07/31/2015: Code Reference section updated for ICD-10.
05/27/2016: Policy number L.5.01.445 added. Investigative definition updated in Policy Guidelines.
06/13/2016: Approved by Pharmacy & Therapeutics (P&T) Committee.
05/16/2017: Policy reviewed and approved by Pharmacy & Therapeutics (P&T) Committee.
03/27/2018: Policy reviewed and approved by Pharmacy & Therapeutics (P&T) Committee.
07/01/2018: Policy reviewed and approved by Pharmacy & Therapeutics (P&T) Committee. Added drug names to the top of the policy. Policy description updated to state that Lacrisert (hydroxypropyl cellulose pellet) is FDA-approved for use in patients with moderate to severe dry eye syndromes, including keratoconjunctivitis sicca, exposure keratitis, decreased corneal sensitivity, and recurrent corneal erosions. Policy statements unchanged.
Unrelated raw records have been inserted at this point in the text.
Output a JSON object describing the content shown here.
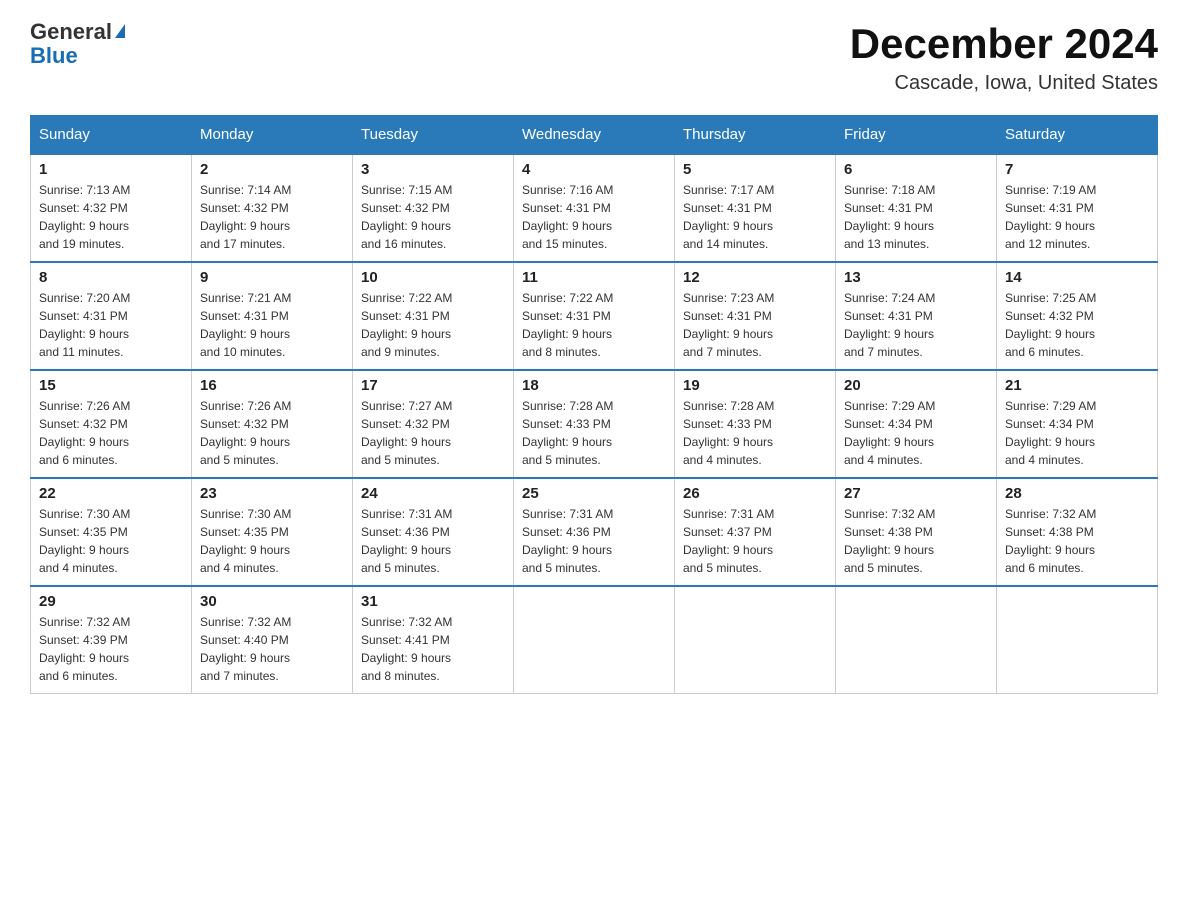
{
  "header": {
    "logo_general": "General",
    "logo_blue": "Blue",
    "title": "December 2024",
    "subtitle": "Cascade, Iowa, United States"
  },
  "weekdays": [
    "Sunday",
    "Monday",
    "Tuesday",
    "Wednesday",
    "Thursday",
    "Friday",
    "Saturday"
  ],
  "weeks": [
    [
      {
        "day": "1",
        "sunrise": "7:13 AM",
        "sunset": "4:32 PM",
        "daylight": "9 hours and 19 minutes."
      },
      {
        "day": "2",
        "sunrise": "7:14 AM",
        "sunset": "4:32 PM",
        "daylight": "9 hours and 17 minutes."
      },
      {
        "day": "3",
        "sunrise": "7:15 AM",
        "sunset": "4:32 PM",
        "daylight": "9 hours and 16 minutes."
      },
      {
        "day": "4",
        "sunrise": "7:16 AM",
        "sunset": "4:31 PM",
        "daylight": "9 hours and 15 minutes."
      },
      {
        "day": "5",
        "sunrise": "7:17 AM",
        "sunset": "4:31 PM",
        "daylight": "9 hours and 14 minutes."
      },
      {
        "day": "6",
        "sunrise": "7:18 AM",
        "sunset": "4:31 PM",
        "daylight": "9 hours and 13 minutes."
      },
      {
        "day": "7",
        "sunrise": "7:19 AM",
        "sunset": "4:31 PM",
        "daylight": "9 hours and 12 minutes."
      }
    ],
    [
      {
        "day": "8",
        "sunrise": "7:20 AM",
        "sunset": "4:31 PM",
        "daylight": "9 hours and 11 minutes."
      },
      {
        "day": "9",
        "sunrise": "7:21 AM",
        "sunset": "4:31 PM",
        "daylight": "9 hours and 10 minutes."
      },
      {
        "day": "10",
        "sunrise": "7:22 AM",
        "sunset": "4:31 PM",
        "daylight": "9 hours and 9 minutes."
      },
      {
        "day": "11",
        "sunrise": "7:22 AM",
        "sunset": "4:31 PM",
        "daylight": "9 hours and 8 minutes."
      },
      {
        "day": "12",
        "sunrise": "7:23 AM",
        "sunset": "4:31 PM",
        "daylight": "9 hours and 7 minutes."
      },
      {
        "day": "13",
        "sunrise": "7:24 AM",
        "sunset": "4:31 PM",
        "daylight": "9 hours and 7 minutes."
      },
      {
        "day": "14",
        "sunrise": "7:25 AM",
        "sunset": "4:32 PM",
        "daylight": "9 hours and 6 minutes."
      }
    ],
    [
      {
        "day": "15",
        "sunrise": "7:26 AM",
        "sunset": "4:32 PM",
        "daylight": "9 hours and 6 minutes."
      },
      {
        "day": "16",
        "sunrise": "7:26 AM",
        "sunset": "4:32 PM",
        "daylight": "9 hours and 5 minutes."
      },
      {
        "day": "17",
        "sunrise": "7:27 AM",
        "sunset": "4:32 PM",
        "daylight": "9 hours and 5 minutes."
      },
      {
        "day": "18",
        "sunrise": "7:28 AM",
        "sunset": "4:33 PM",
        "daylight": "9 hours and 5 minutes."
      },
      {
        "day": "19",
        "sunrise": "7:28 AM",
        "sunset": "4:33 PM",
        "daylight": "9 hours and 4 minutes."
      },
      {
        "day": "20",
        "sunrise": "7:29 AM",
        "sunset": "4:34 PM",
        "daylight": "9 hours and 4 minutes."
      },
      {
        "day": "21",
        "sunrise": "7:29 AM",
        "sunset": "4:34 PM",
        "daylight": "9 hours and 4 minutes."
      }
    ],
    [
      {
        "day": "22",
        "sunrise": "7:30 AM",
        "sunset": "4:35 PM",
        "daylight": "9 hours and 4 minutes."
      },
      {
        "day": "23",
        "sunrise": "7:30 AM",
        "sunset": "4:35 PM",
        "daylight": "9 hours and 4 minutes."
      },
      {
        "day": "24",
        "sunrise": "7:31 AM",
        "sunset": "4:36 PM",
        "daylight": "9 hours and 5 minutes."
      },
      {
        "day": "25",
        "sunrise": "7:31 AM",
        "sunset": "4:36 PM",
        "daylight": "9 hours and 5 minutes."
      },
      {
        "day": "26",
        "sunrise": "7:31 AM",
        "sunset": "4:37 PM",
        "daylight": "9 hours and 5 minutes."
      },
      {
        "day": "27",
        "sunrise": "7:32 AM",
        "sunset": "4:38 PM",
        "daylight": "9 hours and 5 minutes."
      },
      {
        "day": "28",
        "sunrise": "7:32 AM",
        "sunset": "4:38 PM",
        "daylight": "9 hours and 6 minutes."
      }
    ],
    [
      {
        "day": "29",
        "sunrise": "7:32 AM",
        "sunset": "4:39 PM",
        "daylight": "9 hours and 6 minutes."
      },
      {
        "day": "30",
        "sunrise": "7:32 AM",
        "sunset": "4:40 PM",
        "daylight": "9 hours and 7 minutes."
      },
      {
        "day": "31",
        "sunrise": "7:32 AM",
        "sunset": "4:41 PM",
        "daylight": "9 hours and 8 minutes."
      },
      null,
      null,
      null,
      null
    ]
  ],
  "labels": {
    "sunrise_prefix": "Sunrise: ",
    "sunset_prefix": "Sunset: ",
    "daylight_prefix": "Daylight: "
  }
}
10/01/2019: Policy reviewed and approved by Pharmacy & Therapeutics (P&T) Committee. Policy description updated to add indications for Lacrisert. Policy section updated to add that prior authorization is required and that the use of samples by a Member will not be considered current or stable therapy for purposes of Medical Policy review. Policy statement criteria updated to state that the patient remains symptomatic after an adequate trial (3 months or more) of an artificial tear solution. Policy Exceptions updated to remove statement regarding FEP and State Health Plan members. Source updated.
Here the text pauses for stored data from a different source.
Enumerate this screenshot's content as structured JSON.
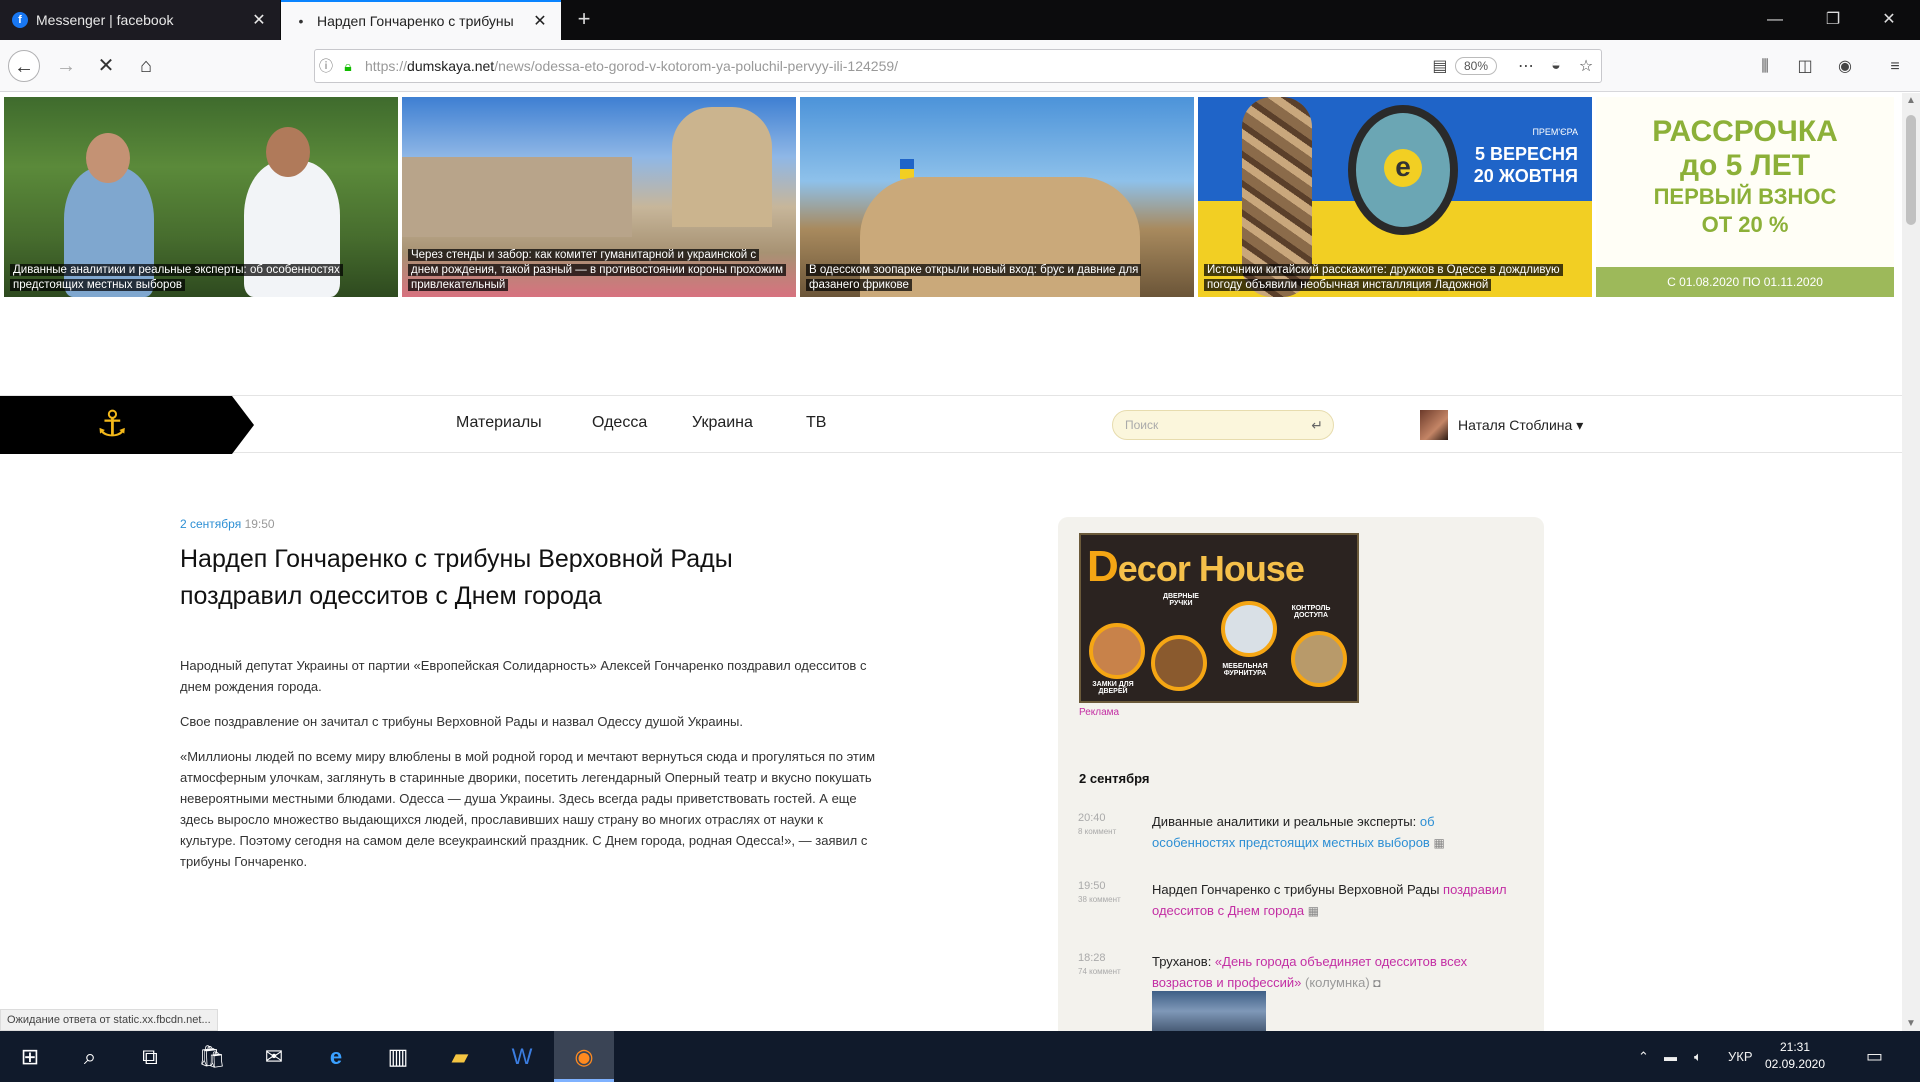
{
  "browser": {
    "tabs": [
      {
        "title": "Messenger | facebook",
        "favicon": "facebook-icon"
      },
      {
        "title": "Нардеп Гончаренко с трибуны",
        "favicon": "loading-dot-icon"
      }
    ],
    "url_prefix": "https://",
    "url_domain": "dumskaya.net",
    "url_path": "/news/odessa-eto-gorod-v-kotorom-ya-poluchil-pervyy-ili-124259/",
    "zoom": "80%",
    "status": "Ожидание ответа от static.xx.fbcdn.net..."
  },
  "news_strip": [
    {
      "caption": "Диванные аналитики и реальные эксперты: об особенностях предстоящих местных выборов"
    },
    {
      "caption": "Через стенды и забор: как комитет гуманитарной и украинской с днем рождения, такой разный — в противостоянии короны прохожим привлекательный"
    },
    {
      "caption": "В одесском зоопарке открыли новый вход: брус и давние для фазанего фрикове"
    },
    {
      "caption": "Источники китайский расскажите: дружков в Одессе в дождливую погоду объявили необычная инсталляция Ладожной"
    }
  ],
  "festival": {
    "subtitle": "ПРЕМ'ЄРА",
    "line1": "5 ВЕРЕСНЯ",
    "line2": "20 ЖОВТНЯ"
  },
  "promo": {
    "line1": "РАССРОЧКА",
    "line2": "до 5 ЛЕТ",
    "line3": "ПЕРВЫЙ ВЗНОС",
    "line4": "ОТ 20 %",
    "dates": "С 01.08.2020 ПО 01.11.2020",
    "text_color": "#8cb038"
  },
  "nav": {
    "menu": [
      "Материалы",
      "Одесса",
      "Украина",
      "ТВ"
    ],
    "search_placeholder": "Поиск",
    "user_name": "Наталя Стоблина ▾"
  },
  "article": {
    "date": "2 сентября",
    "time": "19:50",
    "title": "Нардеп Гончаренко с трибуны Верховной Рады поздравил одесситов с Днем города",
    "paragraphs": [
      "Народный депутат Украины от партии «Европейская Солидарность» Алексей Гончаренко поздравил одесситов с днем рождения города.",
      "Свое поздравление он зачитал с трибуны Верховной Рады и назвал Одессу душой Украины.",
      "«Миллионы людей по всему миру влюблены в мой родной город и мечтают вернуться сюда и прогуляться по этим атмосферным улочкам, заглянуть в старинные дворики, посетить легендарный Оперный театр и вкусно покушать невероятными местными блюдами. Одесса — душа Украины. Здесь всегда рады приветствовать гостей. А еще здесь выросло множество выдающихся людей, прославивших нашу страну во многих отраслях от науки к культуре. Поэтому сегодня на самом деле всеукраинский праздник. С Днем города, родная Одесса!», — заявил с трибуны Гончаренко."
    ]
  },
  "sidebar": {
    "ad_brand_first": "D",
    "ad_brand_rest": "ecor House",
    "ad_labels": [
      "ДВЕРНЫЕ РУЧКИ",
      "КОНТРОЛЬ ДОСТУПА",
      "ЗАМКИ ДЛЯ ДВЕРЕЙ",
      "МЕБЕЛЬНАЯ ФУРНИТУРА"
    ],
    "ad_label": "Реклама",
    "date_header": "2 сентября",
    "feed": [
      {
        "time": "20:40",
        "count": "8 коммент",
        "text": "Диванные аналитики и реальные эксперты: ",
        "link": "об особенностях предстоящих местных выборов",
        "link_color": "blue",
        "extra": "",
        "icon": "▦"
      },
      {
        "time": "19:50",
        "count": "38 коммент",
        "text": "Нардеп Гончаренко с трибуны Верховной Рады ",
        "link": "поздравил одесситов с Днем города",
        "link_color": "pink",
        "extra": "",
        "icon": "▦"
      },
      {
        "time": "18:28",
        "count": "74 коммент",
        "text": "Труханов: ",
        "link": "«День города объединяет одесситов всех возрастов и профессий»",
        "link_color": "pink",
        "extra": " (колумнка) ",
        "icon": "◘"
      }
    ]
  },
  "taskbar": {
    "lang": "УКР",
    "time": "21:31",
    "date": "02.09.2020"
  }
}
02/01/2023: Policy Exceptions updated to add the following: State Health Plan (State and School Employees): The prescription drug(s) in this medical policy may be covered under a prescription drug benefit plan administered by the State Health Plan’s Pharmacy Benefit Manager. Please perform a formulary drug search at https://www.dfa.ms.gov/cvs-caremark and submit any required Prior Authorization Requests for coverage determination to the Plan’s Pharmacy Benefit Manager. Services related to delivery and/or administration of a medication determined to be not medically necessary will also be considered not medically necessary. Services related to delivery and/or administration of a self-administered drug are not covered.
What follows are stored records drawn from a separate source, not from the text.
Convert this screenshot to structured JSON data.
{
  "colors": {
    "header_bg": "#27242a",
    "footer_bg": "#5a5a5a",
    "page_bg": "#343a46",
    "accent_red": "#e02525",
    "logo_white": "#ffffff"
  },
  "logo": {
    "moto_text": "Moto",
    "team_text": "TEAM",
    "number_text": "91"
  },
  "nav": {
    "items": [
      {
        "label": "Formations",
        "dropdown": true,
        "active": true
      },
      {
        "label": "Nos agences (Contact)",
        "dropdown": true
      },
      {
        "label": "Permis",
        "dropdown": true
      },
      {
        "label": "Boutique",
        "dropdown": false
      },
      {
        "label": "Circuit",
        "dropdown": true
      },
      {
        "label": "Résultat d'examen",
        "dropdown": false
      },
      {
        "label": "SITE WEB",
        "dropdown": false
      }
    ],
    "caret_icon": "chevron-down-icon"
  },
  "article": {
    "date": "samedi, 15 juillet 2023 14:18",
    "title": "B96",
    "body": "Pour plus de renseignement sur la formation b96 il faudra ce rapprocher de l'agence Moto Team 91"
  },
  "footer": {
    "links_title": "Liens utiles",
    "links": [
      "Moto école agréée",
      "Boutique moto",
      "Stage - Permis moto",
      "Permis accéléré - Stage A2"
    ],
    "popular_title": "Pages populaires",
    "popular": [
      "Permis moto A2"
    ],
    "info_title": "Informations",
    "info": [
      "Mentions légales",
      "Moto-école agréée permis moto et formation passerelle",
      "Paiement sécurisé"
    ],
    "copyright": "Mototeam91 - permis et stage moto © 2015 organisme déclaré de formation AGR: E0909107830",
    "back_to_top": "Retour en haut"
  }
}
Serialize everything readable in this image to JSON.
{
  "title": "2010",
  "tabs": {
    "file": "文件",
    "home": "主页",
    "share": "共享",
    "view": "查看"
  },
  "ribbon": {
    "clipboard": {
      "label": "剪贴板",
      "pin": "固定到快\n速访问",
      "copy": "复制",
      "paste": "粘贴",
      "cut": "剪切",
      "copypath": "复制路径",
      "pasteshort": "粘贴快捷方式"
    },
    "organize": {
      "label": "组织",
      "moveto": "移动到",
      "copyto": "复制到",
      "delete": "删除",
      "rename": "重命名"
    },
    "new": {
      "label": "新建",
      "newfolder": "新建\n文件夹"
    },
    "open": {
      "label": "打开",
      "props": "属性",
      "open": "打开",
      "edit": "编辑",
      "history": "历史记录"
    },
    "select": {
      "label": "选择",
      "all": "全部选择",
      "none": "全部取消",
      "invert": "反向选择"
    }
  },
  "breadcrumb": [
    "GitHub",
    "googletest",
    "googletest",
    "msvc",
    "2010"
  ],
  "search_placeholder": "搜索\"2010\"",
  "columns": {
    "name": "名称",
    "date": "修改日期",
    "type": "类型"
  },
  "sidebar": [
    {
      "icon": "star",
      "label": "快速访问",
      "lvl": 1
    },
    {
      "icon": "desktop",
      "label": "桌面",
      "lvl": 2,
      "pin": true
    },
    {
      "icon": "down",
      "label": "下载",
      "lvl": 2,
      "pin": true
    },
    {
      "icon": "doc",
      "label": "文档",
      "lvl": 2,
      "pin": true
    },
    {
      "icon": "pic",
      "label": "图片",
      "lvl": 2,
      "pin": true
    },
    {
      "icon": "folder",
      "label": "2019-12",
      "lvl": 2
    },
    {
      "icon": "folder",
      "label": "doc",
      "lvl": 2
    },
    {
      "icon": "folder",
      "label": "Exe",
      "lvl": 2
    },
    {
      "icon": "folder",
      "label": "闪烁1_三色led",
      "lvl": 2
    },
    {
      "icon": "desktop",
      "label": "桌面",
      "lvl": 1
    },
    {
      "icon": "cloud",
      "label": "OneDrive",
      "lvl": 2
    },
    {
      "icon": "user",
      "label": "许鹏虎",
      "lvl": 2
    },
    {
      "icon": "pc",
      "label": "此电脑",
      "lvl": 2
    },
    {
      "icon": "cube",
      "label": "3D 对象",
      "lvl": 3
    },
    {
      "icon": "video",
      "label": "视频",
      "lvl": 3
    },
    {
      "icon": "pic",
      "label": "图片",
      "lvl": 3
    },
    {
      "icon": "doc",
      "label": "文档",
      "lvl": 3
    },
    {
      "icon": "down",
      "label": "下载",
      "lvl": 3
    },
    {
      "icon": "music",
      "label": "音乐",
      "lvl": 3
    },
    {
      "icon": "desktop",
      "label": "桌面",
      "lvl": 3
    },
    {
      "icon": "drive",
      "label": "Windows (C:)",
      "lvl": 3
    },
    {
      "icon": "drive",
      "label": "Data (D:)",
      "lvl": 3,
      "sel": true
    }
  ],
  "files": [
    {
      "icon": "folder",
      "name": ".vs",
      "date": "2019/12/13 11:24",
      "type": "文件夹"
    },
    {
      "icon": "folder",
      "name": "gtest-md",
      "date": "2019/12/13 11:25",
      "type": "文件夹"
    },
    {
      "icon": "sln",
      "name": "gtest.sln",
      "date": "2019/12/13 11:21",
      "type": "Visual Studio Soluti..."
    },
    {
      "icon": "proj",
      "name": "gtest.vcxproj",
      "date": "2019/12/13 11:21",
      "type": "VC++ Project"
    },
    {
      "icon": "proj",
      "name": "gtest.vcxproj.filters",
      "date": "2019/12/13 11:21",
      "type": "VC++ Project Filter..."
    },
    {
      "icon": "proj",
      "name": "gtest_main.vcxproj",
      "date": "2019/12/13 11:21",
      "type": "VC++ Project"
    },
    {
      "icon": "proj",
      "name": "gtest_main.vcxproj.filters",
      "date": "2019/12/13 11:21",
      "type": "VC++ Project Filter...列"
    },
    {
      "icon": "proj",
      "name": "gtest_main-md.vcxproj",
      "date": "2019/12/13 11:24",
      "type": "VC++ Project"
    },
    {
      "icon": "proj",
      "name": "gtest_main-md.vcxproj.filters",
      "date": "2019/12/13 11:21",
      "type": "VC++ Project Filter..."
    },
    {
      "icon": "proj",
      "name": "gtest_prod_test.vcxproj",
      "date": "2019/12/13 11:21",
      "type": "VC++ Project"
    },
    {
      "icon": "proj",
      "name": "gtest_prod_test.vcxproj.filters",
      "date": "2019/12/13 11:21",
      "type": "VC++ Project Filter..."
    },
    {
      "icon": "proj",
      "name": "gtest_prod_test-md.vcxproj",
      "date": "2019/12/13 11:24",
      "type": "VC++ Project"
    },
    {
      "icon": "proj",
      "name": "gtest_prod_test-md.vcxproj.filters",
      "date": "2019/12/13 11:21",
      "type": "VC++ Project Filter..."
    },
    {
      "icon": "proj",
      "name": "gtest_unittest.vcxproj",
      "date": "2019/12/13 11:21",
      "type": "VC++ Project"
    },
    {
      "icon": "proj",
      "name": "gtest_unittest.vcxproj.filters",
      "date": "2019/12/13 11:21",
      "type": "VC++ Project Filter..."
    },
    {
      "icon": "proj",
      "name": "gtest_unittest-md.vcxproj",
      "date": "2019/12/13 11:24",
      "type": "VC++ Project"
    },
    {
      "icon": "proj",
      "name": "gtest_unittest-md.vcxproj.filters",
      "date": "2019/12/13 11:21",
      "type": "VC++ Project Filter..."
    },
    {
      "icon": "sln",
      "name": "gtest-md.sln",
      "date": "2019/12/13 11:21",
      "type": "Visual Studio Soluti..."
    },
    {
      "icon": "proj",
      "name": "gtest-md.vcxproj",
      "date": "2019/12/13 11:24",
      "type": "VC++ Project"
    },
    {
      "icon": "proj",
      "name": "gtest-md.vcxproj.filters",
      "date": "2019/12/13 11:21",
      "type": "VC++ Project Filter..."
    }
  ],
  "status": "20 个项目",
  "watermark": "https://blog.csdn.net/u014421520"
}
06/03/2025: Policy reviewed and approved by the Pharmacy & Therapeutics (P&T) Committee. Policy title, policy description, and policy statement updated to change "Lacrisert (hydroxypropyl cellulose pellet)" to "Lacrisert (hydroxypropyl cellulose insert)." Policy statement revised to state that the use of samples by an individual will not be considered current or stable therapy to satisfy Medical Policy requirements. Policy statement criteria updated to change "patient" to "individual." Policy Guidelines updated to change "Nervous/Mental Conditions" to "Mental Health Disorders" and "Medically Necessary" to "medical necessity." Sources updated.
Lacrisert prescribing information. Bausch & Lomb Incorporated. July 2024. Last accessed March 2025.